Clyne está dando aulas de composição no festival, mas talvez não merecesse ficar só com uma vinheta como esta Masquerade de 5 minutinhos. Dura o tempo que se leva para ler o texto do programa sobre a peça. Para se ter uma ideia da simplicidade de sua escrita, basta dizer que as maiores dificuldades do concerto migraram surpreendentemente para as duas obras “convencionais”.

As Variações Paganini só rivalizam em fama, na produção de Rachmaninov, com o Rach-3, o dificílimo concerto para piano. Mas ela é engenhosa, surpreendente e recheia de armadilhas rítmicas as relações entre solista e orquestra. Compõe-se de 24 variações e uma introdução invertida – ou seja, a obra começa com a primeira variação e só depois o tema original é exposto.

O mundo adora a 18.ª, usada no filme Em Algum Lugar do Passado. Quando estreou, a obra operou o milagre de agradar ao mesmo tempo a um Béla Bartók e ao público em geral.

A orquestração brilhante e fluida, os ritmos incisivos e o piano aparentado ao de Prokofiev constituem desafios gigantescos para uma execução limpa. Aqui a regência claríssima de Alsop construiu ponte segura entre orquestra e o ótimo pianista Boris Giltburg.

A quinta sinfonia é um primor de dissimulação e duplos sentidos de Shostakovich, concordando verbalmente com as críticas do regime, mas discordando violentamente no discurso musical. A regente conseguiu passar esta ambiguidade essencial para o público, o velado entrelaçamento de crítica/sofrimento trágico.

Uma vitória obtida por meio de uma ótima comunicação com os músicos, extraindo o máximo de cada um dos solistas chamados a intervir pelo compositor russo em sua partitura. As madeiras, sobretudo, saíram-se muito bem.

É claro que deslizes ocorreram. Alguns nos metais, um ou outro desencontro nas cordas, hesitações naturais em músicos jovens enfrentando uma obra muito complexa.

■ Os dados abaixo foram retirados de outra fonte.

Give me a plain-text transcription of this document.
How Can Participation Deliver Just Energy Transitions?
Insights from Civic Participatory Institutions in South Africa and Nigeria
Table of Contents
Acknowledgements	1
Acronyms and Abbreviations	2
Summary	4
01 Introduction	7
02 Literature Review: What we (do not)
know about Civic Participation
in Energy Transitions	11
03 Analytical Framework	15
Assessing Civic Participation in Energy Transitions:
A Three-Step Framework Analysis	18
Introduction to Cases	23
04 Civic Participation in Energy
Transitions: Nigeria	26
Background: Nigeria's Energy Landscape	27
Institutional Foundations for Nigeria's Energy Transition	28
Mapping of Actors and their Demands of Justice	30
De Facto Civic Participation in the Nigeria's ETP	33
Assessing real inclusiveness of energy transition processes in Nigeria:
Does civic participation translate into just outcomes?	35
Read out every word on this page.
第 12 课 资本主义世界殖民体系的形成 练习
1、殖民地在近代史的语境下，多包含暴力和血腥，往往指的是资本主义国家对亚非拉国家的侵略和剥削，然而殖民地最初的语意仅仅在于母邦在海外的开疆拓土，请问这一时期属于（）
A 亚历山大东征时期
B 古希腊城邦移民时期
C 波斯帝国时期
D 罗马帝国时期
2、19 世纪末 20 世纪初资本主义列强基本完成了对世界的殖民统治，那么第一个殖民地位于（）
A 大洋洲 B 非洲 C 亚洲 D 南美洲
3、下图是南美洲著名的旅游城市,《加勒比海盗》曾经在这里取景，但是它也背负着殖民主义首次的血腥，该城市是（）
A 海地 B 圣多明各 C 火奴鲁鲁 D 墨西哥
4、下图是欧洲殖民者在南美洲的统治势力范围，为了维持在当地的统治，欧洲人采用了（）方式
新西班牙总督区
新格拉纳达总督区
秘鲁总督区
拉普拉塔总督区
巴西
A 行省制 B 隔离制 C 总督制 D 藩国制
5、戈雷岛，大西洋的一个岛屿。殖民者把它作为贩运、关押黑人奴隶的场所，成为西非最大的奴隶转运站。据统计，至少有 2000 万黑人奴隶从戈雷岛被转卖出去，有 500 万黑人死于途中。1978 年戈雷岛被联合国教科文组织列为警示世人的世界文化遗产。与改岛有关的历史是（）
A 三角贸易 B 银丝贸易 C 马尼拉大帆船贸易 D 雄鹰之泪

No gigantesco crescendo do sombrio tema que abre o Moderato inicial, o clímax ofereceu certo imbróglio sonoro; em compensação, o scherzo, com sua faceta camerística, foi irretocável, assim como o aparentemente plácido Finale, em que retorna o tema sombrio que põe no mesmo copo o sincero travo interior e o conformismo “fake” exterior.